On the contrary, Shri N. Subramonian, the Ld. representative for the assessee, submitted that the depositors furnished Form 15G / 15H, therefore, the assessee has not deducted any tax at source at the time of paying or crediting interest on the deposit. Referring if the law requires to deduct tax and the assessee fails to deduct the same, then there can be disallowance. In this case, according to the Ld. representative, when the recipients of the interest on the deposit filed Form 15G / 15H, then the law does not require the assessee to deduct tax, therefore, there cannot be any disallowance under Section 40(a)(ia) of the Act. Referring to Section 272A(2)(f) of the Act, the Ld. representative submitted that this Section provides for levy of penalty in case Form 15G / 15H was not furnished to the Commissioner / Chief Commissioner as the case may be. So, according to the Ld. representative, at the best, the Department may levy penalty for not furnishing Form 15G / 15H received by the assessee from the depositors and definitely there cannot be any disallowance of interest under Section 40(a)(ia) of the Act.
We have considered the rival submissions on either side and perused the relevant material available on record. As rightly submitted by the Ld. D.R., the assessee has not deducted tax at the time of crediting or paying interest on the deposits. When the assessee received Form 15G / 15H from the depositors, then the assessee cannot deduct tax. It is also obligatory on the part of the depositors to the respective Commissioner / Chief Commissioner within the prescribed time. In this case, it is not in dispute that the assessee received Form 15G / 15H but admittedly it was not filed before the Commissioner / Chief Commissioner before the prescribed date. Therefore, this Tribunal is of the considered opinion that when the assessee received Form 15G / 15H, there is no necessity to deduct tax. The law does not require the assessee to deduct tax when the depositors file 15G / 15H. However, there was negligence on the part of the assessee in furnishing the copies of Form 15G / 15H to the respective Commissioner / Chief Commissioner. As rightly submitted by the Ld. representative for the assessee, Section 272A(2)(f) of the Act provides for levy of penalty in case such forms were not furnished before the Commissioner / Chief Commissioner. Therefore, at the best, penalty may be levied under Section 272A(2)(f) of the Act and definitely there cannot be any disallowance under Section 40(a)(ia) of the Act.

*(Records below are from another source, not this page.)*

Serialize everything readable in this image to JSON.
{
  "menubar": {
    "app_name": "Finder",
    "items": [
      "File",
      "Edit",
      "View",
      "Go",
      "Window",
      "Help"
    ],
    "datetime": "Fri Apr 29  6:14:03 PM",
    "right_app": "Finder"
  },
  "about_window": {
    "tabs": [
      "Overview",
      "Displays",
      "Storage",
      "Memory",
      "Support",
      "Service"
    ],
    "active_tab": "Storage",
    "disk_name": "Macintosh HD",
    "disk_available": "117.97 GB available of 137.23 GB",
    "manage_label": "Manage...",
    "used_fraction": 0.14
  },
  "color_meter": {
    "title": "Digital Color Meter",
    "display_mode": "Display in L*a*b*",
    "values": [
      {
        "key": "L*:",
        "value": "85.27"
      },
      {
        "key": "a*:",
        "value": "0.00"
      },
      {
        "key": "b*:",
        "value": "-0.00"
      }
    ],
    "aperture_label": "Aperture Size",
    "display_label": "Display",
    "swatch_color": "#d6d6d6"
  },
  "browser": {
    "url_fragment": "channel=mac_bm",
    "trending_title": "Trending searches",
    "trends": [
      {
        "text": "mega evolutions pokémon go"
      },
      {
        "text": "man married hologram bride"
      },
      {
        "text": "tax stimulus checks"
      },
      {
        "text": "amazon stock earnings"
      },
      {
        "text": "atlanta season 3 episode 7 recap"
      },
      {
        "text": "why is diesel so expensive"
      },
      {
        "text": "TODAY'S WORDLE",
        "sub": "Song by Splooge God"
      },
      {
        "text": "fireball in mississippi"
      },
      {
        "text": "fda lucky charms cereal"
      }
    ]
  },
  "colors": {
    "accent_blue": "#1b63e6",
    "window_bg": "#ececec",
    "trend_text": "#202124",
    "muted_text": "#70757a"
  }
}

In view of the above, we are unable to uphold the orders of the lower authorities. The orders of both the authorities below are set aside and the addition made by the Assessing Officer is deleted.
The cross-objection filed by the assessee is only in support of the order of the CIT(Appeals), therefore, it becomes infructuous.
In the result, both the appeal filed by the Revenue and the cross-objection filed by the assessee stand dismissed.